I teach at an evangelical institution. I believe in both legal protection for LGBT claims and protection for religious freedom. I recognize that there can be a tension between these two and I know that many religious institutions are working hard to figure out how they should handle these matters with justice and care for all voices. It isn’t easy.

And it isn’t just faith-based universities that have to consider this balance. State colleges and universities want to accommodate the rights of LGBT students and employees, and they have to accommodate rights of conservative Christians -- it’s required by the First Amendment. We all have to figure this out together and it is going to take compromise by everyone.

I think litigation is a bad way to balance the rights of groups of people. In these cases we have two small groups, each believing it has been misunderstood and discriminated against at different times in American history. Litigation will hurt them; political compromise between them provides at least some room for them to control the conversation. These groups need to talk to each other, listen to each other and help the nation figure out a way to accommodate both their interests.

By the year 2000, Bob Jones University eliminated its racially discriminatory policies, and by 2008 it had issued a formal apology for the damage it had done to people of other races. Conservative religious groups need to recognize that religious freedom does not mean they exist in a vacuum and can do whatever they want to. They need to learn from others in society, and they have a responsibility to people who differ from themselves. At a minimum conservative groups should refrain from criticizing Christian institutions that have carefully considered this matter and have decided to end policies that discriminate against gay Christian employees. Furthermore, because I have been writing in this area for so long, I know of many closeted gay employees at many conservative Christian universities. These employees are beloved by their communities but they are afraid to be open about who they are. Christian institutions need to create a safe place for their own employees and invite them to teach the rest of us what life has been like for them.
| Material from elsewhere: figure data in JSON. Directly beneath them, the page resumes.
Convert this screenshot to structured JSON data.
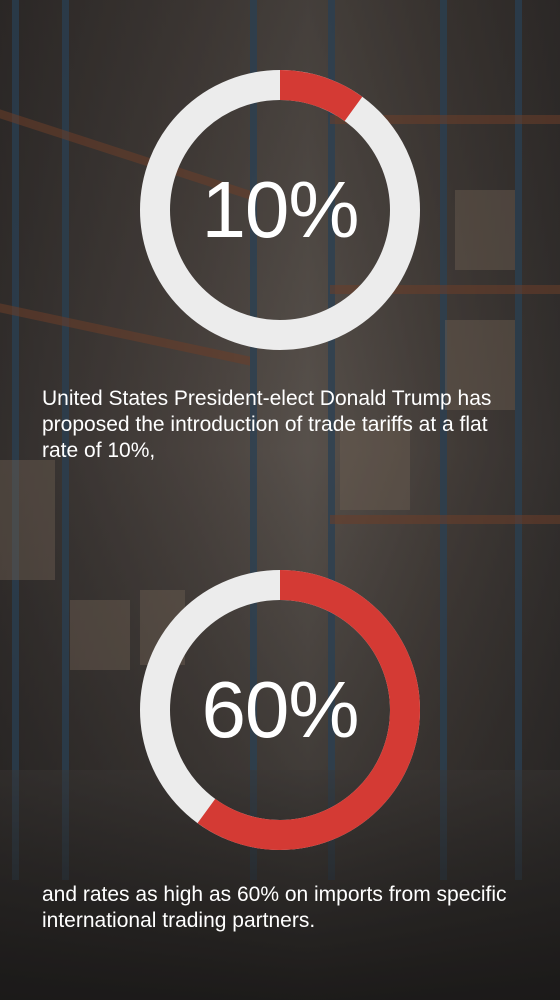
{
  "colors": {
    "accent": "#d43a34",
    "track": "#ececec",
    "text": "#ffffff"
  },
  "chart_data": [
    {
      "type": "pie",
      "variant": "donut",
      "value": 10,
      "max": 100,
      "center_label": "10%",
      "caption": "United States President-elect Donald Trump has proposed the introduction of trade tariffs at a flat rate of 10%,"
    },
    {
      "type": "pie",
      "variant": "donut",
      "value": 60,
      "max": 100,
      "center_label": "60%",
      "caption": "and rates as high as 60% on imports from specific international trading partners."
    }
  ]
}
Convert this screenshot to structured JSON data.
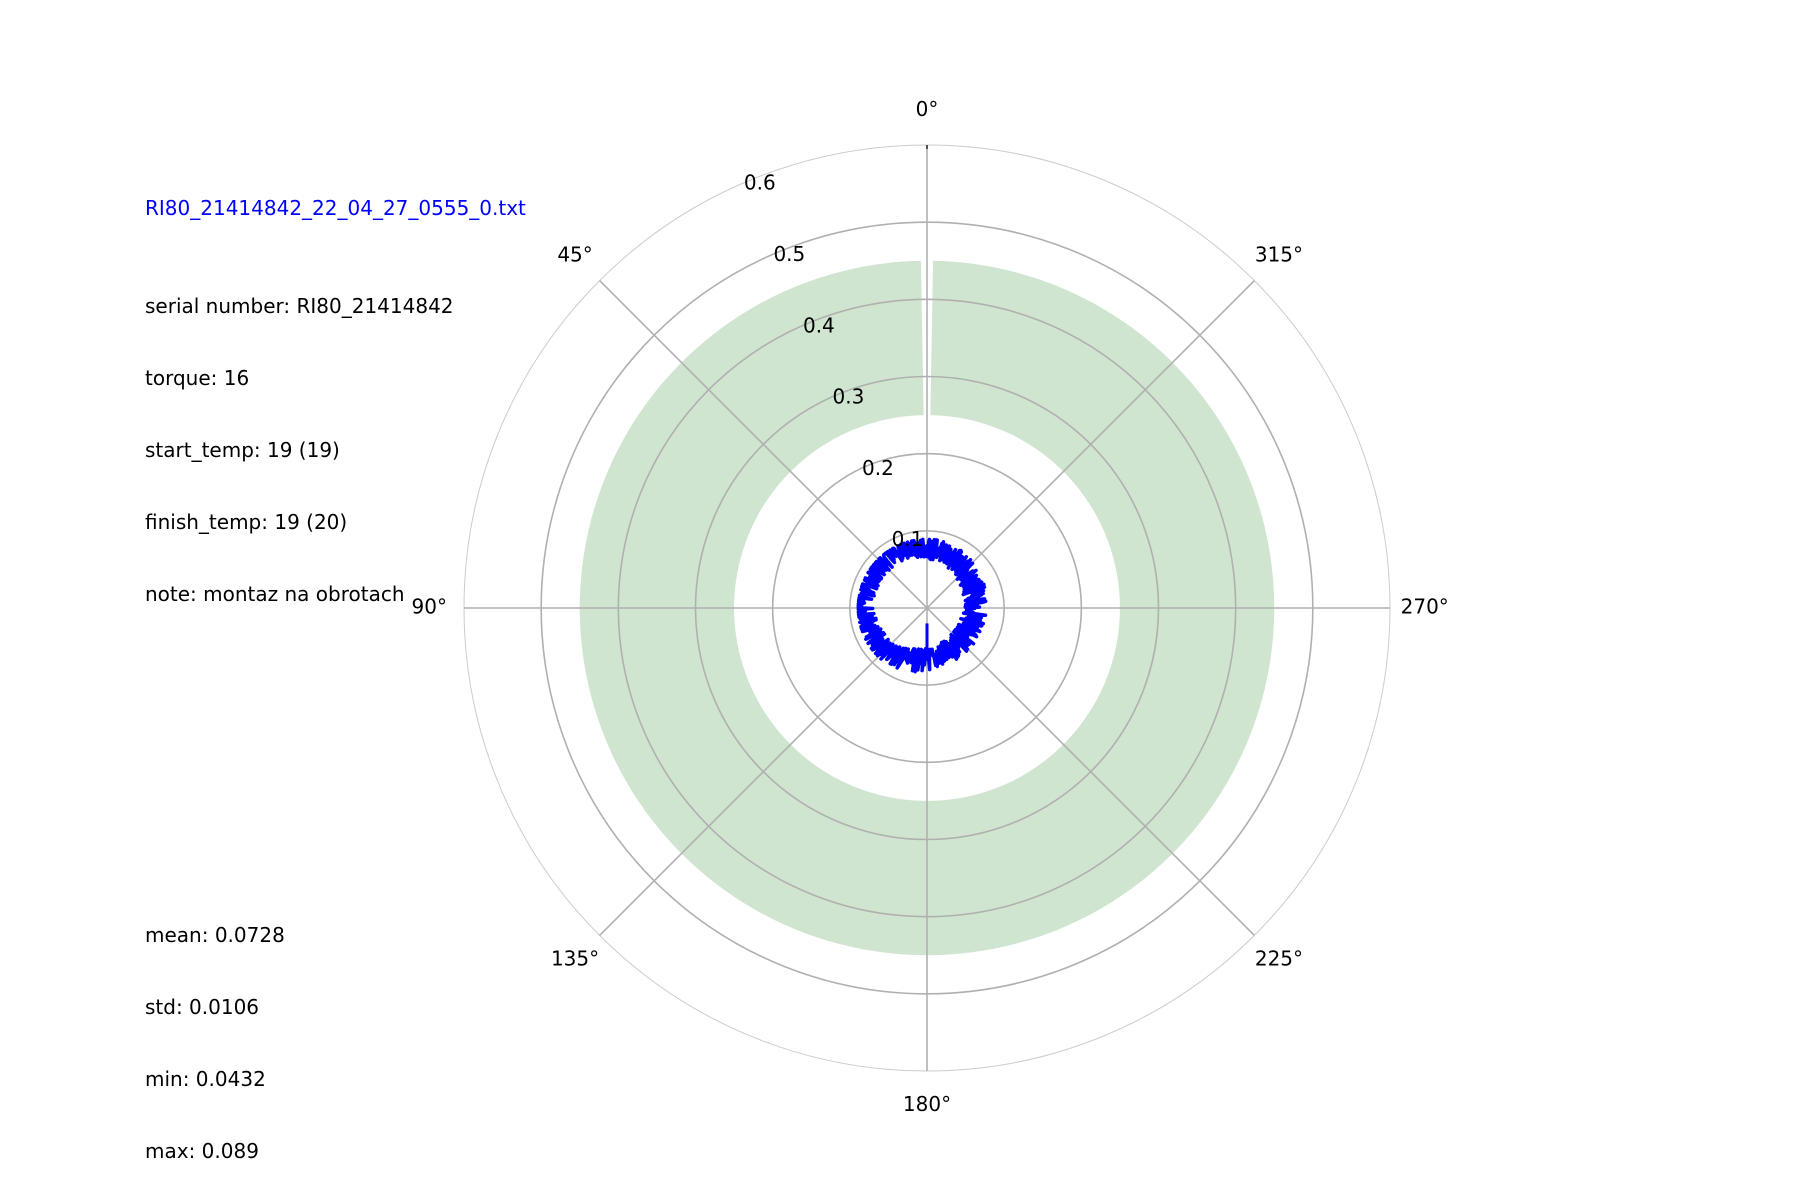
{
  "file_title": "RI80_21414842_22_04_27_0555_0.txt",
  "meta": [
    "serial number: RI80_21414842",
    "torque: 16",
    "start_temp: 19 (19)",
    "finish_temp: 19 (20)",
    "note: montaz na obrotach"
  ],
  "stats": [
    "mean: 0.0728",
    "std: 0.0106",
    "min: 0.0432",
    "max: 0.089"
  ],
  "chart_data": {
    "type": "polar-line",
    "theta_direction": "counterclockwise",
    "theta_zero": "top",
    "r_max": 0.6,
    "r_ticks": [
      0.1,
      0.2,
      0.3,
      0.4,
      0.5,
      0.6
    ],
    "r_tick_labels": [
      "0.1",
      "0.2",
      "0.3",
      "0.4",
      "0.5",
      "0.6"
    ],
    "theta_ticks_deg": [
      0,
      45,
      90,
      135,
      180,
      225,
      270,
      315
    ],
    "theta_tick_labels": [
      "0°",
      "45°",
      "90°",
      "135°",
      "180°",
      "225°",
      "270°",
      "315°"
    ],
    "tolerance_band": {
      "r_inner": 0.25,
      "r_outer": 0.45,
      "theta_start_deg": 1,
      "theta_end_deg": 359,
      "color": "#cfe5cf"
    },
    "series": [
      {
        "color": "#0000ff",
        "mean": 0.0728,
        "std": 0.0106,
        "min": 0.0432,
        "max": 0.089
      }
    ]
  }
}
And LGBT advocates cannot forget that their own desire to live according to who they are as humans is exactly the same as what conservative Christians want. Majority rule without concern for small voices has hurt the LGBT population for centuries. The LGBT folks I talk to realize this and are quite loath to condemn others who differ from them. They believe in compromise and often are willing to talk with conservative Christians when they have a safe space where both sides come together to try to get to know each other.

The only way to address these challenges is in careful discussion. We have to get to know each other, to listen to each other. Both groups would benefit from conversation about what it means to be a small voice in a pluralistic, democratic nation. And then my bet is that they would have something to teach the rest of us about compromise and tolerance.

What better place to have these conversations than an educational setting?

Julia K. Stronks is the Edward B. Lindaman Chair and a professor of political science at Whitworth University. She has written several books and articles on the relationship between faith and public policy including Law, Religion and Public Policy: A Commentary on First Amendment Jurisprudence (2002).